The Order of Parameters - Revisited

This seems to come up now and again so I've decided to post what I wrote at AUGI this evening here too...echo echo. Regarding the eternal question, "Can I change the order of the parameters in the Family Editor?"

I wrote THIS POST in November 2007. Scott Hopkins shared a tip at AUGI and the post includes a link for that thread at AUGI.

Parameters are "stacked" as you create them, the "oldest" goes on the bottom, in the group you assign it to. It doesn't matter whether you use alpha or numeric etc...oldest goes on the bottom. If you create several "placeholders" like XXXX, XXX, XX, XX you can create them and then rename them so they appear in the desired order. This assumes that you know what you need and how many as you start out, easier said than done.

Scott's technique will help after the fact. None of these will help when you use shared parameters however...for those you have to "live" with where they land. Naming parameters with common names first followed by differentiators will help keep related parameters together.

Wish it were as easy as "move up/ move down"...or drag to reorder...it should be

2 comments:

iru69 said...

In my experience, letters will appear at the top of the stack and numbers will appear at the bottom of the stack. So, if I'm creating new parameters, I'll name them 'a', 'b', 'c'... if I want them to appear at the top of the stack. I'll name them '0', '1', '2'... if I want them to appear at the bottom of the stack. I then of course rename them afterward. Same deal with Hopkin's trick '*'.

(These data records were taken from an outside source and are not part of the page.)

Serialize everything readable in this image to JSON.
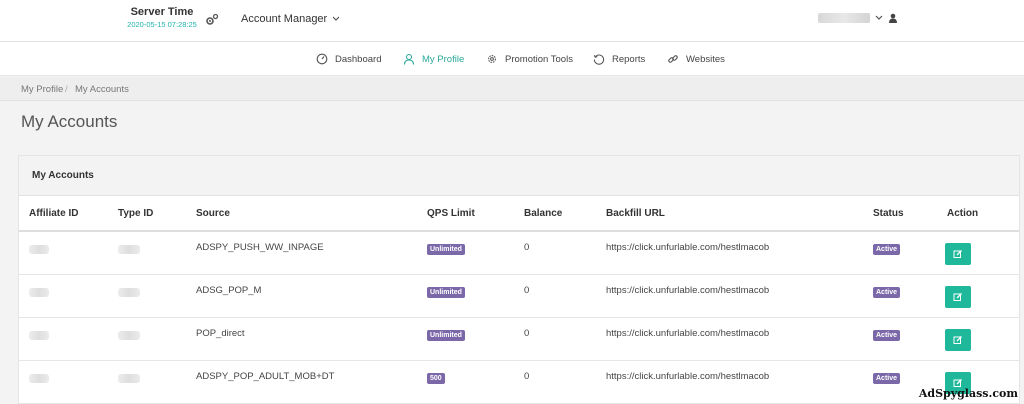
{
  "header": {
    "server_time_label": "Server Time",
    "server_time_value": "2020-05-15 07:28:25",
    "account_manager_label": "Account Manager"
  },
  "nav": {
    "items": [
      {
        "label": "Dashboard",
        "icon": "dashboard-icon"
      },
      {
        "label": "My Profile",
        "icon": "user-icon",
        "active": true
      },
      {
        "label": "Promotion Tools",
        "icon": "gear-icon"
      },
      {
        "label": "Reports",
        "icon": "history-icon"
      },
      {
        "label": "Websites",
        "icon": "link-icon"
      }
    ]
  },
  "breadcrumb": {
    "items": [
      "My Profile",
      "My Accounts"
    ],
    "separator": "/"
  },
  "page_title": "My Accounts",
  "panel": {
    "title": "My Accounts",
    "columns": [
      "Affiliate ID",
      "Type ID",
      "Source",
      "QPS Limit",
      "Balance",
      "Backfill URL",
      "Status",
      "Action"
    ],
    "rows": [
      {
        "source": "ADSPY_PUSH_WW_INPAGE",
        "qps": "Unlimited",
        "balance": "0",
        "url": "https://click.unfurlable.com/hestlmacob",
        "status": "Active"
      },
      {
        "source": "ADSG_POP_M",
        "qps": "Unlimited",
        "balance": "0",
        "url": "https://click.unfurlable.com/hestlmacob",
        "status": "Active"
      },
      {
        "source": "POP_direct",
        "qps": "Unlimited",
        "balance": "0",
        "url": "https://click.unfurlable.com/hestlmacob",
        "status": "Active"
      },
      {
        "source": "ADSPY_POP_ADULT_MOB+DT",
        "qps": "500",
        "balance": "0",
        "url": "https://click.unfurlable.com/hestlmacob",
        "status": "Active"
      }
    ]
  },
  "watermark": "AdSpyglass.com",
  "colors": {
    "accent": "#2aa89b",
    "badge": "#7b68a8",
    "action_button": "#1fb89b"
  }
}
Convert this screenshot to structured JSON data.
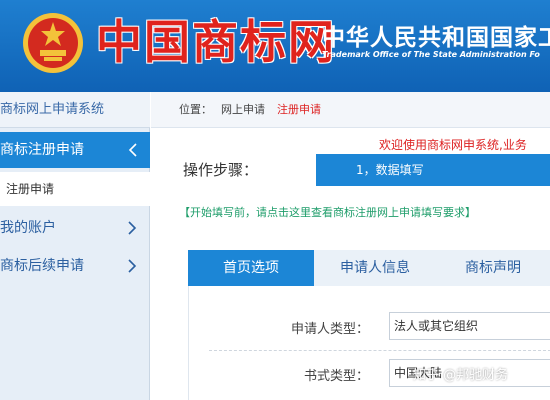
{
  "header": {
    "brand_text": "中国商标网",
    "org_cn": "中华人民共和国国家工",
    "org_en": "Trademark Office of The State Administration Fo"
  },
  "sidebar": {
    "title": "商标网上申请系统",
    "active_item": "商标注册申请",
    "sub_item": "注册申请",
    "items": [
      {
        "label": "我的账户"
      },
      {
        "label": "商标后续申请"
      }
    ]
  },
  "breadcrumb": {
    "prefix": "位置：",
    "item1": "网上申请",
    "item2": "注册申请"
  },
  "welcome": "欢迎使用商标网申系统,业务",
  "steps": {
    "label": "操作步骤：",
    "current": "1，数据填写"
  },
  "hint": "【开始填写前，请点击这里查看商标注册网上申请填写要求】",
  "tabs": [
    {
      "label": "首页选项"
    },
    {
      "label": "申请人信息"
    },
    {
      "label": "商标声明"
    }
  ],
  "form": {
    "applicant_type_label": "申请人类型：",
    "applicant_type_value": "法人或其它组织",
    "doc_type_label": "书式类型：",
    "doc_type_value": "中国大陆"
  },
  "watermark": "知乎 @邦驰财务",
  "colors": {
    "header_blue": "#1f7fd0",
    "accent_blue": "#1c86d6",
    "brand_red": "#e0231d",
    "hint_green": "#1e9d6a"
  }
}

But, man, being able to re-order parameters on the fly (as well as hide them) is one of my top wishes.

Steve said...

Good additional subtlety and parameters that start with a number go below those that start with a letter.

I have observed that there is some sort of alphabetical behavioral rule too, for example when you create a parameter that starts with "e" and then create one that starts with "a", the "a" parameter ends up below the "e" parameter in the list.

The real point of the post I suppose is to suggest that having to be familiar with some arcane order "rules" to get parameters in a desired order is silly...just let us reorder them by dragging or using the familiar though clunky "move up" "move down" buttons in schedules.